Introductory Note

Victor
Wallis

This journal was born at a moment when developments in the Soviet Union put a spotlight on the relationship of democracy to socialism. For that brief period in the 1980s, the experience of Glasnost (openness) raised hopes that a formally socialist framework might indeed, despite decades of bureaucratic and often severely repressive rule, be able to accommodate a regime of uninhibited public debate.

That period proved to be fleeting, however, as the forces of capitalist restoration trumped the limited popular loyalty that still adhered to the communist vision. Glasnost turned out instead to foreshadow socialism’s collapse. This gave a momentary boost to Western ideologues, who touted the Soviet trajectory as confirming their identification of democracy with capitalism.

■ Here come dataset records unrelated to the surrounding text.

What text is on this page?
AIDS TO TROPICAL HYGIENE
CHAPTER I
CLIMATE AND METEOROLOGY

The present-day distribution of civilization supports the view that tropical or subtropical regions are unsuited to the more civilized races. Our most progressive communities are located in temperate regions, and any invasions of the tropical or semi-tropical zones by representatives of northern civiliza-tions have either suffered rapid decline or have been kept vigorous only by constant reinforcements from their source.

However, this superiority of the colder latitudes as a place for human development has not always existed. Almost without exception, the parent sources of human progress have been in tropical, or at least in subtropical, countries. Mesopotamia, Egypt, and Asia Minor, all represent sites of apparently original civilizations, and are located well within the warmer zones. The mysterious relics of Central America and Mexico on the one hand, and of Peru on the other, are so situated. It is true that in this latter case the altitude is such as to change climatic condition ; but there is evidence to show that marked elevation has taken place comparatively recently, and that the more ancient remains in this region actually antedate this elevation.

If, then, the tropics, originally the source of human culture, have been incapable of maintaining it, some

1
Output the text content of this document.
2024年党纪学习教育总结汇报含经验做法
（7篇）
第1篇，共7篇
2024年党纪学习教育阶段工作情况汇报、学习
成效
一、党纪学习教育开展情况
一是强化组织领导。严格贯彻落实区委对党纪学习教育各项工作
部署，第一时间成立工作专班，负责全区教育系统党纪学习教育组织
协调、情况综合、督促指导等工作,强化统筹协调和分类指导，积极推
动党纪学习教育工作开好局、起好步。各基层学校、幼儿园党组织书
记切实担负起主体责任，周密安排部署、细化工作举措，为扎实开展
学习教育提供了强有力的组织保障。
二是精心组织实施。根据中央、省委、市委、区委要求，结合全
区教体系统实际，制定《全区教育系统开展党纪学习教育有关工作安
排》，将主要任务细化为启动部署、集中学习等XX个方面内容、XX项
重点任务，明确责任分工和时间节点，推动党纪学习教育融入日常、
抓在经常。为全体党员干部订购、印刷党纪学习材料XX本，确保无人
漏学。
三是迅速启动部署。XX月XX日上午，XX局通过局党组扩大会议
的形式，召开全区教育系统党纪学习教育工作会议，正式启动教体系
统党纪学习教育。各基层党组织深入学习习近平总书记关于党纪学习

The latter identification had long been a staple of official US rhetoric. But it would soon lose much more credibility than it had momentarily gained. This was the age of untrammeled neoliberalism. The already intense assault on progressive social policies throughout the capitalist world became increasingly uninhibited with the disappearance of the Soviet ideological challenge.

In response to the neoliberal turn, a new phase of popular anti-capitalism arose, especially in Latin America. Traditional constitutions and party-configurations could no longer hold it in check. Within the United States, the financial stranglehold on politics grew along with repressive legislation and, beginning in 2000, rampant voter-suppression. It was natural that the political opposition to these trends should present itself as a “democracy movement” – ironically flipping the script of the government’s long-standing self-designation as defender of democracy globally. Hence the focus of Ben Manski’s present article.

As the political space for socialism revives, it becomes vital to return to long-standing questions of how a socialist society will actually govern itself. Richard Schmitt addresses this question systematically, and we follow with three short comments that we hope will, together with his article, stimulate a continuing discussion.